A generational collector is not necessarily noticeably disadvantaged if the generational hypothesis, “most objects die young” [Ungar ‘84], does not hold. Auto-tuning in region-based collectors can adjust generation sizes and copying (“promotion”) policies dynamically, based on observed object demographics. Worst case, surviving objects get copied a few times “too often”, and this becomes the norm, not the exception. This cost is, however, dwarfed by repeated concurrent marking of long-lived objects in the old generation. In that case, there is not much difference left compared to a single-generation collector.
A concurrent collector that is also generational and can dynamically adjust its young generation’s size and related operational parameters can both achieve low pause times and stay competitive on all other performance aspects.
Description
This enhancement of the Shenandoah garbage collector separates the Java heap into two generations.
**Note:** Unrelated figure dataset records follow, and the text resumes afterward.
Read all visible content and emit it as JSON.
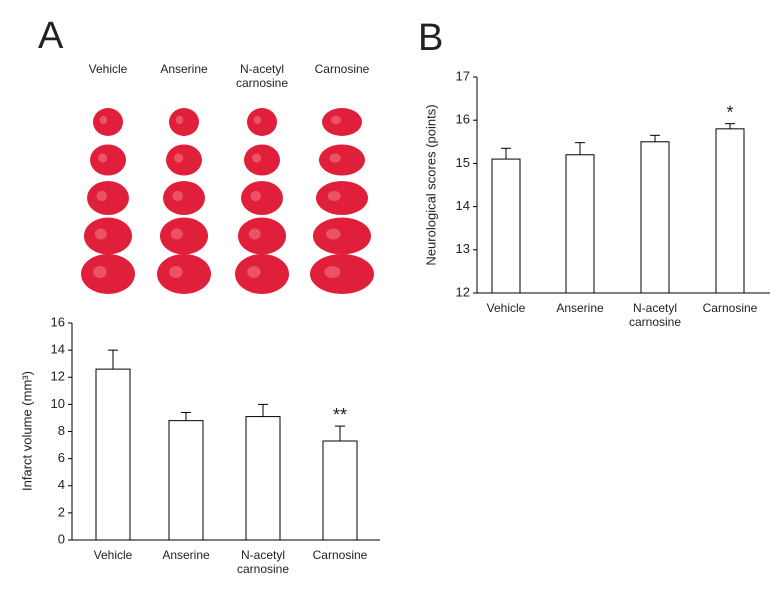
{
  "panel_labels": [
    "A",
    "B"
  ],
  "slices": {
    "labels": [
      "Vehicle",
      "Anserine",
      "N-acetyl\ncarnosine",
      "Carnosine"
    ]
  },
  "chart_data": [
    {
      "type": "bar",
      "ylabel": "Infarct volume (mm³)",
      "categories": [
        "Vehicle",
        "Anserine",
        "N-acetyl\ncarnosine",
        "Carnosine"
      ],
      "values": [
        12.6,
        8.8,
        9.1,
        7.3
      ],
      "errors": [
        1.4,
        0.6,
        0.9,
        1.1
      ],
      "significance": [
        null,
        null,
        null,
        "**"
      ],
      "color": "#ffffff",
      "ylim": [
        0,
        16
      ],
      "yticks": [
        0,
        2,
        4,
        6,
        8,
        10,
        12,
        14,
        16
      ]
    },
    {
      "type": "bar",
      "ylabel": "Neurological scores (points)",
      "categories": [
        "Vehicle",
        "Anserine",
        "N-acetyl\ncarnosine",
        "Carnosine"
      ],
      "values": [
        15.1,
        15.2,
        15.5,
        15.8
      ],
      "errors": [
        0.25,
        0.28,
        0.15,
        0.12
      ],
      "significance": [
        null,
        null,
        null,
        "*"
      ],
      "color": "#ffffff",
      "ylim": [
        12,
        17
      ],
      "yticks": [
        12,
        13,
        14,
        15,
        16,
        17
      ]
    }
  ]
}
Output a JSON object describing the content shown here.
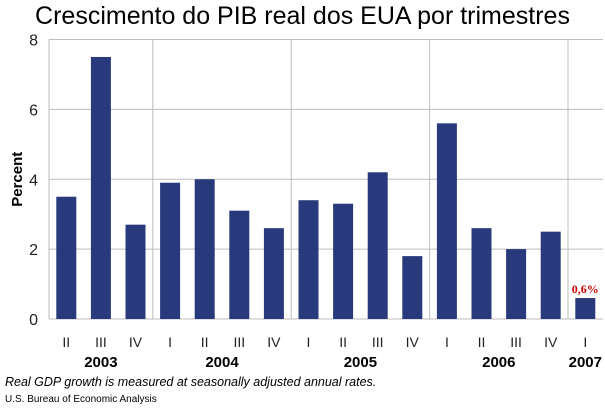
{
  "chart_data": {
    "type": "bar",
    "title": "Crescimento do PIB real dos EUA por trimestres",
    "ylabel": "Percent",
    "xlabel": "",
    "ylim": [
      0,
      8
    ],
    "yticks": [
      0,
      2,
      4,
      6,
      8
    ],
    "grid": true,
    "categories": [
      "II",
      "III",
      "IV",
      "I",
      "II",
      "III",
      "IV",
      "I",
      "II",
      "III",
      "IV",
      "I",
      "II",
      "III",
      "IV",
      "I"
    ],
    "years": [
      {
        "label": "2003",
        "start": 0,
        "end": 2
      },
      {
        "label": "2004",
        "start": 3,
        "end": 6
      },
      {
        "label": "2005",
        "start": 7,
        "end": 10
      },
      {
        "label": "2006",
        "start": 11,
        "end": 14
      },
      {
        "label": "2007",
        "start": 15,
        "end": 15
      }
    ],
    "values": [
      3.5,
      7.5,
      2.7,
      3.9,
      4.0,
      3.1,
      2.6,
      3.4,
      3.3,
      4.2,
      1.8,
      5.6,
      2.6,
      2.0,
      2.5,
      0.6
    ],
    "annotations": [
      {
        "index": 15,
        "text": "0,6%",
        "color": "#cc0000"
      }
    ],
    "bar_color": "#283a7c"
  },
  "footnote": "Real GDP growth is measured at seasonally adjusted annual rates.",
  "source": "U.S. Bureau of Economic Analysis"
}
Like in other generational collectors, GC efforts then focus on the "young" generation, the one in which allocations by the mutator occur and where ephemeral objects can be reclaimed with reduced effort. We propose the following approaches for an initial implementation.
The collection algorithms operating on each generation are closely based on traditional Shenandoah. Within the young generation, Generational Shenandoah replicates the same heuristics as traditional Shenandoah to distinguish areas of memory that hold newly allocated objects from areas of memory holding objects that survived one or more recent young-generation GC passes.
Each generation is formed by a subset of the Shenandoah heap’s regions. At any given time, a region is considered either free or dedicated to either the young or the old generation. The size of each generation is given by its occupied regions plus a quota of free regions. Overreach into the free quota of the respective other generation is tolerated, but it accelerates collection triggering and can lead to degenerate and full collections. The algorithms to control collection phase scheduling will be refined based on tests once a prototype is available. This also applies to dynamic young generation sizing and other auto-tuning mechanisms such as tenuring age.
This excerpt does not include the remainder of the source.